Michael Cohen will be released early from federal prison because of coronavirus—just weeks after a judge acidly dismissed his request for home confinement.
President Trump’s former fixer is serving a three-year sentence for lying to Congress, hush-money payments to a porn star and a Playboy model, and other crimes, and was scheduled for release in November 2021.
CNN reported that the Bureau of Prisons, which is trying to reduce the inmate population amid the pandemic, has notified Cohen that he can leave the federal lockup in Otisville, New York, after a 14-day quarantine and serve the rest of his sentence on house arrest.
At least 14 inmates and seven prison employees at Otisville have tested positive for COVID-19, and the virus has spread quickly and with deadly consequences through many jails and prisons across the country.

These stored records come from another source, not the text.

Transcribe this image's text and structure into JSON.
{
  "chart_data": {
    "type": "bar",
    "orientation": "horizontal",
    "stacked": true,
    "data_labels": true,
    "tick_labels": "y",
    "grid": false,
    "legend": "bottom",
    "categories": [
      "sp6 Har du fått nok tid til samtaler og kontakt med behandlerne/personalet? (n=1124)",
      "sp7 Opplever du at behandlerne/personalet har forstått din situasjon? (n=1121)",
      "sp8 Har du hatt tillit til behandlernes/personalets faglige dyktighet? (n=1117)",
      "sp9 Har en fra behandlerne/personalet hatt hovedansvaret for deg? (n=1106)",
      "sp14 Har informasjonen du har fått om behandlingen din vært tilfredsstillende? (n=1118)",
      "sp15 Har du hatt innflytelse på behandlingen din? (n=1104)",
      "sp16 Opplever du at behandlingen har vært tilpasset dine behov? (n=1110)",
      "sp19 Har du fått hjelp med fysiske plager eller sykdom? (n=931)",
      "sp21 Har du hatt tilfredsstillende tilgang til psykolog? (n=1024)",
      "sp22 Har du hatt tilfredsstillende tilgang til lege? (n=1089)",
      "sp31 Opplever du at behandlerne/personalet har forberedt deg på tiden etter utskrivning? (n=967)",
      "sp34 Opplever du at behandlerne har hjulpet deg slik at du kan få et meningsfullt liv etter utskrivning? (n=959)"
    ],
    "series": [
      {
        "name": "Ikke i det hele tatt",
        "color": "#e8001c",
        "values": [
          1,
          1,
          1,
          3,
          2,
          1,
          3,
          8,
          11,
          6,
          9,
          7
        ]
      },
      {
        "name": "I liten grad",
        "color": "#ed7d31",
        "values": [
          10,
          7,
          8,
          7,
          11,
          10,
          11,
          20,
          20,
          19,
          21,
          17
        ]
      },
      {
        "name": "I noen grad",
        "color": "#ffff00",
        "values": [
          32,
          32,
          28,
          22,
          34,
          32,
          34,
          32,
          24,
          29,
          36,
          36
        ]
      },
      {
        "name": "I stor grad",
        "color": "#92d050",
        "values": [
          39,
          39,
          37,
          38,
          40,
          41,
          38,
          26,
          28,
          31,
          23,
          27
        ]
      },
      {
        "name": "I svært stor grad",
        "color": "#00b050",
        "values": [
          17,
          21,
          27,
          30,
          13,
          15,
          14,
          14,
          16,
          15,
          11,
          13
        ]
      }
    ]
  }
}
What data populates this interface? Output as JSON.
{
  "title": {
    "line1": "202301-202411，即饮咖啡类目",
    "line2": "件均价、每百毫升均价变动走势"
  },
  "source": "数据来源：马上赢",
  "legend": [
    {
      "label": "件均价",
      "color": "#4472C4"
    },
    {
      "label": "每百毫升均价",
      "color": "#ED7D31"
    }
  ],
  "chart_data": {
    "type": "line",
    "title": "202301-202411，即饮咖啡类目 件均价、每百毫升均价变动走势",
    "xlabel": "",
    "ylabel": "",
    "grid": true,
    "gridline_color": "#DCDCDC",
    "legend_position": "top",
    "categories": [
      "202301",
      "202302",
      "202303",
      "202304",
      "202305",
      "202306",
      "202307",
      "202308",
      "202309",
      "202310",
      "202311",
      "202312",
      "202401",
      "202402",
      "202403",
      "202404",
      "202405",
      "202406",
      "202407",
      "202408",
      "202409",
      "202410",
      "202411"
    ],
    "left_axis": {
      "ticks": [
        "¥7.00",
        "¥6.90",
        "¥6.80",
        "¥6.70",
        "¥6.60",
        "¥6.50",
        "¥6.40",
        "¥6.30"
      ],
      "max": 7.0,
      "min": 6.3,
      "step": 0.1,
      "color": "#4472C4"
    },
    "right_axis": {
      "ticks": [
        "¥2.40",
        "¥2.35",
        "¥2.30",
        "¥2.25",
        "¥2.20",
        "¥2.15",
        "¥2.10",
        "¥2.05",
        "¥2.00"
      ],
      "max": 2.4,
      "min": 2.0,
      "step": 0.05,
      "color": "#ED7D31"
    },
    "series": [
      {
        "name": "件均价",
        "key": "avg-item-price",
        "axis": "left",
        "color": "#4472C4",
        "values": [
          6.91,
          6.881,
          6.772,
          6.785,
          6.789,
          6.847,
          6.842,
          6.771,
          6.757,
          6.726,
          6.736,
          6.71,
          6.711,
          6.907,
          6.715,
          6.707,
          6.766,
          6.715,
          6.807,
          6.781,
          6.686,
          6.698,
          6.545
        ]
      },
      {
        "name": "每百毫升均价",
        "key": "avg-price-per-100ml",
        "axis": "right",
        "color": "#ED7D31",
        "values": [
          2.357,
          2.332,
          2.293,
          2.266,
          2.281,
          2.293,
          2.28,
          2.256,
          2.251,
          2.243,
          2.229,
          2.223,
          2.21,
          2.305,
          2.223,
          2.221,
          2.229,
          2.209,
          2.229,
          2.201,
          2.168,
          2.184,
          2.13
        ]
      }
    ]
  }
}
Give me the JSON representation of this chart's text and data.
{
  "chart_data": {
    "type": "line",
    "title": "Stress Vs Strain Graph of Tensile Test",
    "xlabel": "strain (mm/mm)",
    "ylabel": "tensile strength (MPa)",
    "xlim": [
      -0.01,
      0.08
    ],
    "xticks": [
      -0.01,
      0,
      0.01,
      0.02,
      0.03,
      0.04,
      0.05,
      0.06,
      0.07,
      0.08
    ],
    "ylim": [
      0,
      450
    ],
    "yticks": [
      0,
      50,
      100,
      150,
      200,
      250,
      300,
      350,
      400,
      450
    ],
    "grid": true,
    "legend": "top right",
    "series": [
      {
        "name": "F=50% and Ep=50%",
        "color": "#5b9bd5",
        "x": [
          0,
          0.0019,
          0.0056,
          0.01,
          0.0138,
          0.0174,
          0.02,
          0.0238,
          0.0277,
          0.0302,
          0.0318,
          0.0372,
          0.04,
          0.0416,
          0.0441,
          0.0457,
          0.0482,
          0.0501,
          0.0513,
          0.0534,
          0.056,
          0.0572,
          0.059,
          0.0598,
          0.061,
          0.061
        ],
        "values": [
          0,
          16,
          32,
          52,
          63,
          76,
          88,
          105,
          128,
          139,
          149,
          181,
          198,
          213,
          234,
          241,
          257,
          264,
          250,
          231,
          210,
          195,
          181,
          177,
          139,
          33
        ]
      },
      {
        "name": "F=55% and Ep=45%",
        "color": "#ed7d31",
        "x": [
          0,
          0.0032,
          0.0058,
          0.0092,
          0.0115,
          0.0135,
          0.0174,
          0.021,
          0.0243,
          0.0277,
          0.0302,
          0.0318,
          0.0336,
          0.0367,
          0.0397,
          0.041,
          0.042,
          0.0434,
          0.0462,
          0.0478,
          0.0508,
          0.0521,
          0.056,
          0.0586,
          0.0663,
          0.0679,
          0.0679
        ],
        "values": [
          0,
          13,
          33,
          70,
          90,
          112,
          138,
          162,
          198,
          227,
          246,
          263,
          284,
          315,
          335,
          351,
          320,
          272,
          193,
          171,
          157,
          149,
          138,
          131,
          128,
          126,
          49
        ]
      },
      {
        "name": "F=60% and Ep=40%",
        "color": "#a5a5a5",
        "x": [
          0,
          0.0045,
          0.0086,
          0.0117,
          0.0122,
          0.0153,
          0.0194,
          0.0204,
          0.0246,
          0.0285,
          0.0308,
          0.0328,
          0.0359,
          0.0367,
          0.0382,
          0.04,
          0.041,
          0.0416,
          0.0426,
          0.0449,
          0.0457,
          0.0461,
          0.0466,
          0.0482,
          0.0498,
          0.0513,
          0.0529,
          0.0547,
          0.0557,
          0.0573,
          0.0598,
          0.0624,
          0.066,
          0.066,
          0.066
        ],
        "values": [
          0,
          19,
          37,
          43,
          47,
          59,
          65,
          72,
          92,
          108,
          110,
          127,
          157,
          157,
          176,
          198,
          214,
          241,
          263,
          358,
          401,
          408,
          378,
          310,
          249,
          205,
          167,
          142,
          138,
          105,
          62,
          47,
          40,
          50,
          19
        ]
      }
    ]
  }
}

Earlier on Thursday, another Otisville inmate, disgraced New York politician Dean Skelos, was ordered released to home confinement after he tested positive for COVID-19.
The situation was not as dire when Cohen sought release last month—and the judge showed him no mercy.
“That Cohen would seek to single himself out for release to home confinement appears to be just another effort to inject himself into the news cycle,” U.S. District Judge William H. Pauley III wrote then.
“Ten months into his prison term, it’s time that Cohen accept the consequences of his criminal convictions for serious crimes that had far reaching institutional harms.”
Last week, the New York Post reported that Cohen had briefly been put into solitary confinement after getting into a dispute with another inmate over phone use.
A person close to Cohen told The Daily Beast that “his family is happy to have him come home and be safe.”